“No, it is quite sudden. I am promoted by the help of some kind unknown friend or another, and they could not refuse me a few days’ leave.”
“Mrs. Wodehouse will be very glad,” said Rose. She seemed to rouse out of her preoccupation to speak to him, and then fell back. The young sailor was at his wits’ end. What a strange coming home it was to him! He had dreamt of his first meeting with Rose in a hundred different ways, and rehearsed it, and all that he would say to her; but such a wonderful meeting as this had never occurred to him; and to have her entirely to himself, yet not to know what to say!
“There must be changes since I left. It will soon be a year ago,” he said, in sheer despair.

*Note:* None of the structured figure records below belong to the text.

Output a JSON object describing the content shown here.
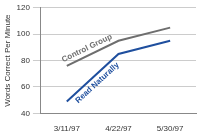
{
  "chart_data": {
    "type": "line",
    "y_label": "Words Correct Per Minute",
    "categories": [
      "3/11/97",
      "4/22/97",
      "5/30/97"
    ],
    "series": [
      {
        "name": "Control Group",
        "color": "#6e6e6e",
        "values": [
          76,
          95,
          105
        ]
      },
      {
        "name": "Read Naturally",
        "color": "#1f4f9e",
        "values": [
          49,
          85,
          95
        ]
      }
    ],
    "ylim": [
      40,
      120
    ],
    "yticks": [
      40,
      60,
      80,
      100,
      120
    ],
    "grid": true
  }
}
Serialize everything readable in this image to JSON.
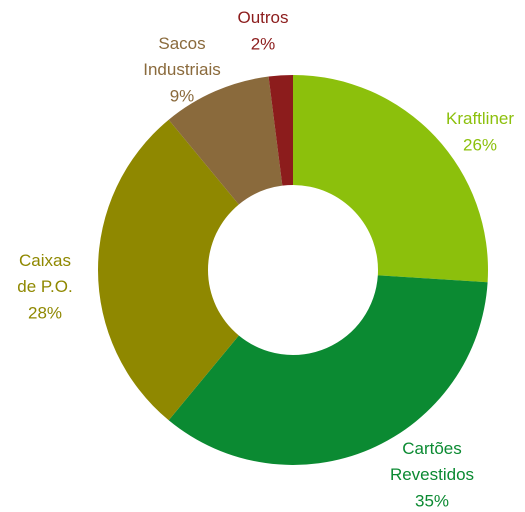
{
  "chart_data": {
    "type": "donut",
    "categories": [
      "Kraftliner",
      "Cartões Revestidos",
      "Caixas de P.O.",
      "Sacos Industriais",
      "Outros"
    ],
    "values": [
      26,
      35,
      28,
      9,
      2
    ],
    "value_labels": [
      "26%",
      "35%",
      "28%",
      "9%",
      "2%"
    ],
    "colors": [
      "#8cc00c",
      "#0b8a32",
      "#8f8800",
      "#8a6a3c",
      "#8c1c1c"
    ]
  }
}
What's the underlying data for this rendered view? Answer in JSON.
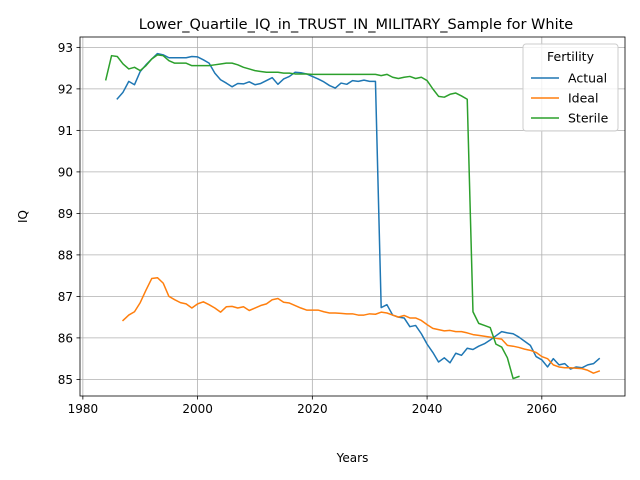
{
  "chart_data": {
    "type": "line",
    "title": "Lower_Quartile_IQ_in_TRUST_IN_MILITARY_Sample for White",
    "xlabel": "Years",
    "ylabel": "IQ",
    "xlim": [
      1979.5,
      2074.5
    ],
    "ylim": [
      84.6,
      93.25
    ],
    "xticks": [
      1980,
      2000,
      2020,
      2040,
      2060
    ],
    "yticks": [
      85,
      86,
      87,
      88,
      89,
      90,
      91,
      92,
      93
    ],
    "grid": true,
    "legend": {
      "title": "Fertility",
      "placement": "upper-right"
    },
    "series": [
      {
        "name": "Actual",
        "color": "#1f77b4",
        "x": [
          1986,
          1987,
          1988,
          1989,
          1990,
          1991,
          1992,
          1993,
          1994,
          1995,
          1996,
          1997,
          1998,
          1999,
          2000,
          2001,
          2002,
          2003,
          2004,
          2005,
          2006,
          2007,
          2008,
          2009,
          2010,
          2011,
          2012,
          2013,
          2014,
          2015,
          2016,
          2017,
          2018,
          2019,
          2020,
          2021,
          2022,
          2023,
          2024,
          2025,
          2026,
          2027,
          2028,
          2029,
          2030,
          2031,
          2032,
          2033,
          2034,
          2035,
          2036,
          2037,
          2038,
          2039,
          2040,
          2041,
          2042,
          2043,
          2044,
          2045,
          2046,
          2047,
          2048,
          2049,
          2050,
          2051,
          2052,
          2053,
          2054,
          2055,
          2056,
          2057,
          2058,
          2059,
          2060,
          2061,
          2062,
          2063,
          2064,
          2065,
          2066,
          2067,
          2068,
          2069,
          2070
        ],
        "y": [
          91.76,
          91.92,
          92.18,
          92.1,
          92.42,
          92.58,
          92.72,
          92.85,
          92.82,
          92.75,
          92.75,
          92.75,
          92.75,
          92.78,
          92.77,
          92.7,
          92.62,
          92.38,
          92.22,
          92.14,
          92.05,
          92.13,
          92.12,
          92.17,
          92.1,
          92.13,
          92.2,
          92.27,
          92.11,
          92.24,
          92.3,
          92.4,
          92.39,
          92.36,
          92.3,
          92.24,
          92.17,
          92.08,
          92.02,
          92.14,
          92.11,
          92.2,
          92.18,
          92.21,
          92.18,
          92.18,
          86.73,
          86.8,
          86.55,
          86.5,
          86.48,
          86.27,
          86.3,
          86.1,
          85.85,
          85.65,
          85.42,
          85.52,
          85.4,
          85.63,
          85.58,
          85.75,
          85.72,
          85.8,
          85.86,
          85.95,
          86.05,
          86.15,
          86.12,
          86.1,
          86.02,
          85.92,
          85.82,
          85.55,
          85.47,
          85.3,
          85.5,
          85.35,
          85.38,
          85.25,
          85.3,
          85.28,
          85.35,
          85.38,
          85.5
        ]
      },
      {
        "name": "Ideal",
        "color": "#ff7f0e",
        "x": [
          1987,
          1988,
          1989,
          1990,
          1991,
          1992,
          1993,
          1994,
          1995,
          1996,
          1997,
          1998,
          1999,
          2000,
          2001,
          2002,
          2003,
          2004,
          2005,
          2006,
          2007,
          2008,
          2009,
          2010,
          2011,
          2012,
          2013,
          2014,
          2015,
          2016,
          2017,
          2018,
          2019,
          2020,
          2021,
          2022,
          2023,
          2024,
          2025,
          2026,
          2027,
          2028,
          2029,
          2030,
          2031,
          2032,
          2033,
          2034,
          2035,
          2036,
          2037,
          2038,
          2039,
          2040,
          2041,
          2042,
          2043,
          2044,
          2045,
          2046,
          2047,
          2048,
          2049,
          2050,
          2051,
          2052,
          2053,
          2054,
          2055,
          2056,
          2057,
          2058,
          2059,
          2060,
          2061,
          2062,
          2063,
          2064,
          2065,
          2066,
          2067,
          2068,
          2069,
          2070
        ],
        "y": [
          86.42,
          86.55,
          86.63,
          86.85,
          87.15,
          87.43,
          87.45,
          87.32,
          87.0,
          86.92,
          86.85,
          86.82,
          86.72,
          86.82,
          86.87,
          86.8,
          86.72,
          86.62,
          86.75,
          86.76,
          86.72,
          86.75,
          86.66,
          86.72,
          86.78,
          86.82,
          86.92,
          86.95,
          86.86,
          86.84,
          86.78,
          86.72,
          86.67,
          86.67,
          86.67,
          86.63,
          86.6,
          86.6,
          86.59,
          86.58,
          86.58,
          86.55,
          86.55,
          86.58,
          86.57,
          86.62,
          86.6,
          86.55,
          86.5,
          86.54,
          86.48,
          86.48,
          86.42,
          86.32,
          86.23,
          86.2,
          86.17,
          86.18,
          86.15,
          86.15,
          86.12,
          86.08,
          86.06,
          86.04,
          86.02,
          85.99,
          85.97,
          85.82,
          85.8,
          85.77,
          85.73,
          85.7,
          85.65,
          85.55,
          85.5,
          85.35,
          85.3,
          85.28,
          85.28,
          85.27,
          85.26,
          85.22,
          85.15,
          85.2
        ]
      },
      {
        "name": "Sterile",
        "color": "#2ca02c",
        "x": [
          1984,
          1985,
          1986,
          1987,
          1988,
          1989,
          1990,
          1991,
          1992,
          1993,
          1994,
          1995,
          1996,
          1997,
          1998,
          1999,
          2000,
          2001,
          2002,
          2003,
          2004,
          2005,
          2006,
          2007,
          2008,
          2009,
          2010,
          2011,
          2012,
          2013,
          2014,
          2015,
          2016,
          2017,
          2018,
          2019,
          2020,
          2021,
          2022,
          2023,
          2024,
          2025,
          2026,
          2027,
          2028,
          2029,
          2030,
          2031,
          2032,
          2033,
          2034,
          2035,
          2036,
          2037,
          2038,
          2039,
          2040,
          2041,
          2042,
          2043,
          2044,
          2045,
          2046,
          2047,
          2048,
          2049,
          2050,
          2051,
          2052,
          2053,
          2054,
          2055,
          2056
        ],
        "y": [
          92.22,
          92.8,
          92.78,
          92.6,
          92.48,
          92.52,
          92.44,
          92.56,
          92.72,
          92.82,
          92.8,
          92.68,
          92.62,
          92.62,
          92.62,
          92.56,
          92.56,
          92.56,
          92.56,
          92.58,
          92.6,
          92.62,
          92.62,
          92.58,
          92.52,
          92.48,
          92.44,
          92.42,
          92.4,
          92.4,
          92.4,
          92.38,
          92.38,
          92.36,
          92.36,
          92.36,
          92.35,
          92.35,
          92.35,
          92.35,
          92.35,
          92.35,
          92.35,
          92.35,
          92.35,
          92.35,
          92.35,
          92.35,
          92.32,
          92.35,
          92.28,
          92.25,
          92.28,
          92.3,
          92.25,
          92.28,
          92.2,
          92.0,
          91.82,
          91.8,
          91.87,
          91.9,
          91.83,
          91.75,
          86.63,
          86.35,
          86.3,
          86.25,
          85.85,
          85.78,
          85.52,
          85.02,
          85.07
        ]
      }
    ]
  }
}
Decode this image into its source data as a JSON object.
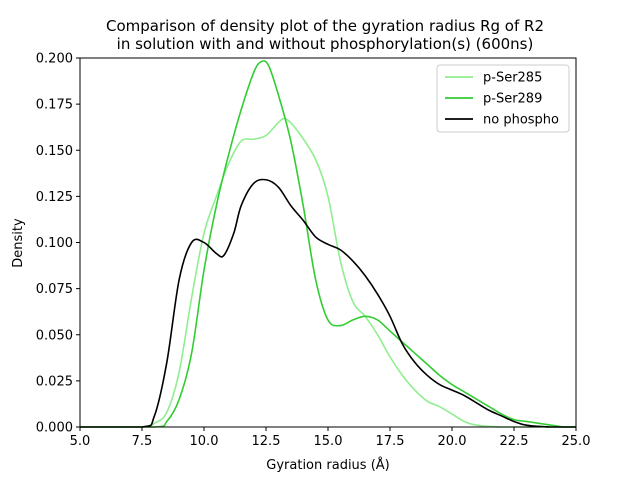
{
  "chart_data": {
    "type": "line",
    "title_line1": "Comparison of density plot of the gyration radius Rg of R2",
    "title_line2": "in solution with and without phosphorylation(s) (600ns)",
    "xlabel": "Gyration radius (Å)",
    "ylabel": "Density",
    "xlim": [
      5.0,
      25.0
    ],
    "ylim": [
      0.0,
      0.2
    ],
    "xticks": [
      "5.0",
      "7.5",
      "10.0",
      "12.5",
      "15.0",
      "17.5",
      "20.0",
      "22.5",
      "25.0"
    ],
    "yticks": [
      "0.000",
      "0.025",
      "0.050",
      "0.075",
      "0.100",
      "0.125",
      "0.150",
      "0.175",
      "0.200"
    ],
    "legend_position": "upper right",
    "series": [
      {
        "name": "p-Ser285",
        "color": "#90ee90",
        "x": [
          5.0,
          7.5,
          8.0,
          8.5,
          9.0,
          9.5,
          10.0,
          10.5,
          11.0,
          11.5,
          12.0,
          12.5,
          13.0,
          13.3,
          13.8,
          14.5,
          15.0,
          15.5,
          16.0,
          16.5,
          17.0,
          17.5,
          18.0,
          18.5,
          19.0,
          19.5,
          20.0,
          20.5,
          21.0,
          22.0,
          23.0,
          25.0
        ],
        "y": [
          0.0,
          0.0,
          0.002,
          0.008,
          0.03,
          0.07,
          0.105,
          0.125,
          0.143,
          0.155,
          0.156,
          0.158,
          0.165,
          0.167,
          0.16,
          0.145,
          0.125,
          0.09,
          0.068,
          0.06,
          0.05,
          0.038,
          0.028,
          0.02,
          0.014,
          0.011,
          0.007,
          0.003,
          0.001,
          0.0,
          0.0,
          0.0
        ]
      },
      {
        "name": "p-Ser289",
        "color": "#32cd32",
        "x": [
          5.0,
          8.0,
          8.5,
          9.0,
          9.5,
          10.0,
          10.5,
          11.0,
          11.5,
          12.0,
          12.3,
          12.6,
          13.0,
          13.5,
          14.0,
          14.5,
          15.0,
          15.5,
          16.0,
          16.5,
          17.0,
          17.5,
          18.0,
          18.5,
          19.0,
          19.5,
          20.0,
          20.5,
          21.0,
          21.5,
          22.0,
          22.5,
          23.0,
          23.5,
          24.0,
          24.5,
          25.0
        ],
        "y": [
          0.0,
          0.0,
          0.003,
          0.015,
          0.04,
          0.085,
          0.12,
          0.148,
          0.172,
          0.192,
          0.198,
          0.196,
          0.18,
          0.155,
          0.12,
          0.08,
          0.058,
          0.055,
          0.058,
          0.06,
          0.058,
          0.052,
          0.046,
          0.04,
          0.034,
          0.028,
          0.023,
          0.019,
          0.015,
          0.011,
          0.007,
          0.004,
          0.003,
          0.002,
          0.001,
          0.0,
          0.0
        ]
      },
      {
        "name": "no phospho",
        "color": "#000000",
        "x": [
          5.0,
          7.5,
          8.0,
          8.5,
          9.0,
          9.5,
          10.0,
          10.5,
          10.8,
          11.2,
          11.5,
          12.0,
          12.5,
          13.0,
          13.5,
          14.0,
          14.5,
          15.0,
          15.5,
          16.0,
          16.5,
          17.0,
          17.5,
          18.0,
          18.5,
          19.0,
          19.5,
          20.0,
          20.5,
          21.0,
          21.5,
          22.0,
          22.5,
          23.0,
          24.0,
          25.0
        ],
        "y": [
          0.0,
          0.0,
          0.006,
          0.035,
          0.08,
          0.1,
          0.1,
          0.094,
          0.093,
          0.105,
          0.12,
          0.132,
          0.134,
          0.13,
          0.12,
          0.112,
          0.103,
          0.099,
          0.096,
          0.09,
          0.082,
          0.072,
          0.06,
          0.045,
          0.035,
          0.028,
          0.023,
          0.02,
          0.017,
          0.013,
          0.009,
          0.006,
          0.003,
          0.001,
          0.0,
          0.0
        ]
      }
    ]
  }
}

“I do not remember any changes,” said Rose, “except the rectory. We are in the White House now. Nothing else has happened that I know—yet.”
This little word made his blood run cold—yet. Did it mean that something was about to happen? He tried to overcome that impression by a return to the ground he was sure of. “May I speak of last year?” he said. “I went away very wretched—as wretched as any man could be.”
Rose was too far gone to think of the precautions with which such a conversation ought to be conducted. She knew what he meant, and why should she pretend she did not? Not that this reflection passed through her mind, which acted totally upon impulse, without any reflection at all.
“It was not my fault,” she said, simply. “I was alone with papa, and he would not let me go.”
“Ah!” he said, his eyes lighting up; “you did not think me presumptuous, then? you did not mean to crush me? Oh! if you knew how I have thought of it, and questioned myself! It has never been out of my mind for a day—for an hour”—
She put up her hand hastily. “I may be doing wrong,” she said, “but it would be more wrong still to let you speak. They would think it was for this I came away.”
“What is it? what is it?” he said; “something has happened. Why may not I tell you, when I have at last this blessed opportunity? Why is it wrong to let me speak?”